Farther, she urged, pouring her will into the enchantment. The first branch touched the smooth bark. It strained—wrapping about the dead tree. More branches seized hold, pulling the trees into a forced embrace.
Now back to center! Towards the river, she commanded, releasing the trees back to where they wanted to be. They heaved, leaning all their weight back towards the river, pulling the dead tree with them.
Ahraia stumbled to the soft moss, exhausted. The fir leaned but didn’t break. It was too deeply rooted. The daemons were right behind her. The ground buckled at their weight.
At any moment, stony hands would lift her bodily into the air, and that would be it. She would know nothing but blood and teeth.
“Ahooo!”
She scrambled up, willed on by Losna, darting sideways as the daemon’s claw slammed to the ground. Losna’s calls were louder now.
“Ahooo!”
The daemons extended to their full height, driven mad by the noise. Both paused, looking towards the river, towards the sound of the howling.

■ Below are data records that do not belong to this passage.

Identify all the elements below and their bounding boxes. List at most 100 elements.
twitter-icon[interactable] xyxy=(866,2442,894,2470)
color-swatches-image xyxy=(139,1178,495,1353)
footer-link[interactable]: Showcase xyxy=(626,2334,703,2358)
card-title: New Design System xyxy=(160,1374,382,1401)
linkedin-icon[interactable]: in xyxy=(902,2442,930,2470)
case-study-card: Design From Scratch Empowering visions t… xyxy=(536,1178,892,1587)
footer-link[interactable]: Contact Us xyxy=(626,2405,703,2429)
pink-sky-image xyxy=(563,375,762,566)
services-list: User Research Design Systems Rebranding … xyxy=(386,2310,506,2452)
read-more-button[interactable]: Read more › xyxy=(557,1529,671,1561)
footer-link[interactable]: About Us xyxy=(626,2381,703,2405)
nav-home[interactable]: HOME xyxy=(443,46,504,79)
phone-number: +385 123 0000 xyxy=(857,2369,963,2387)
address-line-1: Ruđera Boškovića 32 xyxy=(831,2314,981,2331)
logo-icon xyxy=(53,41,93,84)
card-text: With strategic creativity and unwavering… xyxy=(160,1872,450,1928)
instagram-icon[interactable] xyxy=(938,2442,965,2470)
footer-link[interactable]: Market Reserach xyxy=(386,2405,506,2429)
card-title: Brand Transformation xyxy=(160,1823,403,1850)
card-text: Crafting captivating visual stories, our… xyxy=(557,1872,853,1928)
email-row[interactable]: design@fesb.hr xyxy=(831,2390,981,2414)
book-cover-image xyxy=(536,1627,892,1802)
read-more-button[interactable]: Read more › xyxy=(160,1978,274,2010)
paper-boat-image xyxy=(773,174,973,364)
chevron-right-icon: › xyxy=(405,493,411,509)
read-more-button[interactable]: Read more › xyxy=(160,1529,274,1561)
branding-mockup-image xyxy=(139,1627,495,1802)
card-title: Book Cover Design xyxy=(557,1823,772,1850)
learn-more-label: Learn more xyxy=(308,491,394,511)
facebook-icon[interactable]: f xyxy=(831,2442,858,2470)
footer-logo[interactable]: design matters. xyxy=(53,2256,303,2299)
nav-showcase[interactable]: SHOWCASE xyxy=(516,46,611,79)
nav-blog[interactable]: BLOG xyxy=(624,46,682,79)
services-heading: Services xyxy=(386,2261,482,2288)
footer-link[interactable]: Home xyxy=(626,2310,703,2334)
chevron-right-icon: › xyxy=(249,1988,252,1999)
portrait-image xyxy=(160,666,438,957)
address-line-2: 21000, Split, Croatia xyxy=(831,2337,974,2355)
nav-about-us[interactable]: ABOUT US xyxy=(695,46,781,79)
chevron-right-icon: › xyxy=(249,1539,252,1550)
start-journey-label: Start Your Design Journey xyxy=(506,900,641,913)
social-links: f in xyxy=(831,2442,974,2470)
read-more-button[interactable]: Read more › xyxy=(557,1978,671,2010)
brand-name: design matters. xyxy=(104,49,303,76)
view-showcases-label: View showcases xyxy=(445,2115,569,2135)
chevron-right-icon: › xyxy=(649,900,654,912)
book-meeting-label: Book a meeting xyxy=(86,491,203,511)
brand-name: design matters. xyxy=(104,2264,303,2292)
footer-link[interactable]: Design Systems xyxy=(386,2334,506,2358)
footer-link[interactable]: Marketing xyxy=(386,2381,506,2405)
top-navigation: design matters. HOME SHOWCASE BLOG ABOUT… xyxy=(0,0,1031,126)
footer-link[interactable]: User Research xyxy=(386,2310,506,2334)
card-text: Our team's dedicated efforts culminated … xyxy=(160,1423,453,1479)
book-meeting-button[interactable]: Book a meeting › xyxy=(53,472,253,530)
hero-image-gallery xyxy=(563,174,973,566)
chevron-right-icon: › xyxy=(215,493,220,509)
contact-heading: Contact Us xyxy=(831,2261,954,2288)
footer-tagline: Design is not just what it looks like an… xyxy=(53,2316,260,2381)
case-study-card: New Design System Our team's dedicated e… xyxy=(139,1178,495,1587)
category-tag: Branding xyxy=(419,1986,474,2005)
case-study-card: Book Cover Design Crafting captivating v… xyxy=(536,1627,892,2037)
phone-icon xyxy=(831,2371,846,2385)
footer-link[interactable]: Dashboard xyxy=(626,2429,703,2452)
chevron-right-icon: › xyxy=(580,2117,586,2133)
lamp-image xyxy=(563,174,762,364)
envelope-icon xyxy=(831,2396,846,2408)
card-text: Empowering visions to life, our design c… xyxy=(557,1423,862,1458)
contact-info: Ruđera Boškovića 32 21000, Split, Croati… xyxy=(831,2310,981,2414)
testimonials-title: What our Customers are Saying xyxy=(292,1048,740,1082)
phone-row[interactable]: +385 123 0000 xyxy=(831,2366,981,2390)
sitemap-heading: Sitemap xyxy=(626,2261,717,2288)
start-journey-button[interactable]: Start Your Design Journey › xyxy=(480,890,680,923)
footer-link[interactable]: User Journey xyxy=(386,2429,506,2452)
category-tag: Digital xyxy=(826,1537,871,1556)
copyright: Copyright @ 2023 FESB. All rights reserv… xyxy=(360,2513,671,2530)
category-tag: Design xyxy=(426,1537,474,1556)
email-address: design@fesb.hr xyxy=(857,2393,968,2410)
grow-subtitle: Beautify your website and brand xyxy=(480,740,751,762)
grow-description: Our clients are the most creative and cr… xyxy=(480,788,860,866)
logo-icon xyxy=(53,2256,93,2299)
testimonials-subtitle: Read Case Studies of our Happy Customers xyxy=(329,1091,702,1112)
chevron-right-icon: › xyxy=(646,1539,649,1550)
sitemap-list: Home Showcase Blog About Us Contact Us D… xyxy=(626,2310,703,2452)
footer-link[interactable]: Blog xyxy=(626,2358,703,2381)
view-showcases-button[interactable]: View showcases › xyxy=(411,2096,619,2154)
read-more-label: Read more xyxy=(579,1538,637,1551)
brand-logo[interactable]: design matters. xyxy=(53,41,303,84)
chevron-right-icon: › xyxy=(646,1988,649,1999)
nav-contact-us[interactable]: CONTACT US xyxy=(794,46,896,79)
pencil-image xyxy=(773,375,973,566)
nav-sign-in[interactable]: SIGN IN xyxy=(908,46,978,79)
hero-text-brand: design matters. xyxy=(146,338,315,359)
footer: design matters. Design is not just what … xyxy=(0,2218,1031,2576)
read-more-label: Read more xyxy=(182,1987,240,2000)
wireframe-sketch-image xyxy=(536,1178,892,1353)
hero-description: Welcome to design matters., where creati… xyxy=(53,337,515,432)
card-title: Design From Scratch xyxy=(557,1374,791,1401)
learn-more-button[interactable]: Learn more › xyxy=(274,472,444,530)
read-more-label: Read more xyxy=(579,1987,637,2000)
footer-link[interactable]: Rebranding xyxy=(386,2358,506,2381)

Ahraia used the distraction to gather her strength. She made for the dead tree. She could see frothing water through the forest. She reached out and bonded a third tree. It was smaller, but it leaned in eagerly and grabbed the dead fir, joining the other two in their task. Together they pulled, branches straining, trunks leaning.
“Farther!” she screamed.
A massive whine filled the air and the dead tree tipped as its roots began to give way. A slow groan reverberated from the deep, then grew, crackling through the earth.
Snap!
The roots ripped away.
Rock and dirt and debris spit violently into the air. Ahraia covered her face as she ran, the light spinning all about her. The dead tree tottered and then fell. Roots emerged from the ground, rising upward.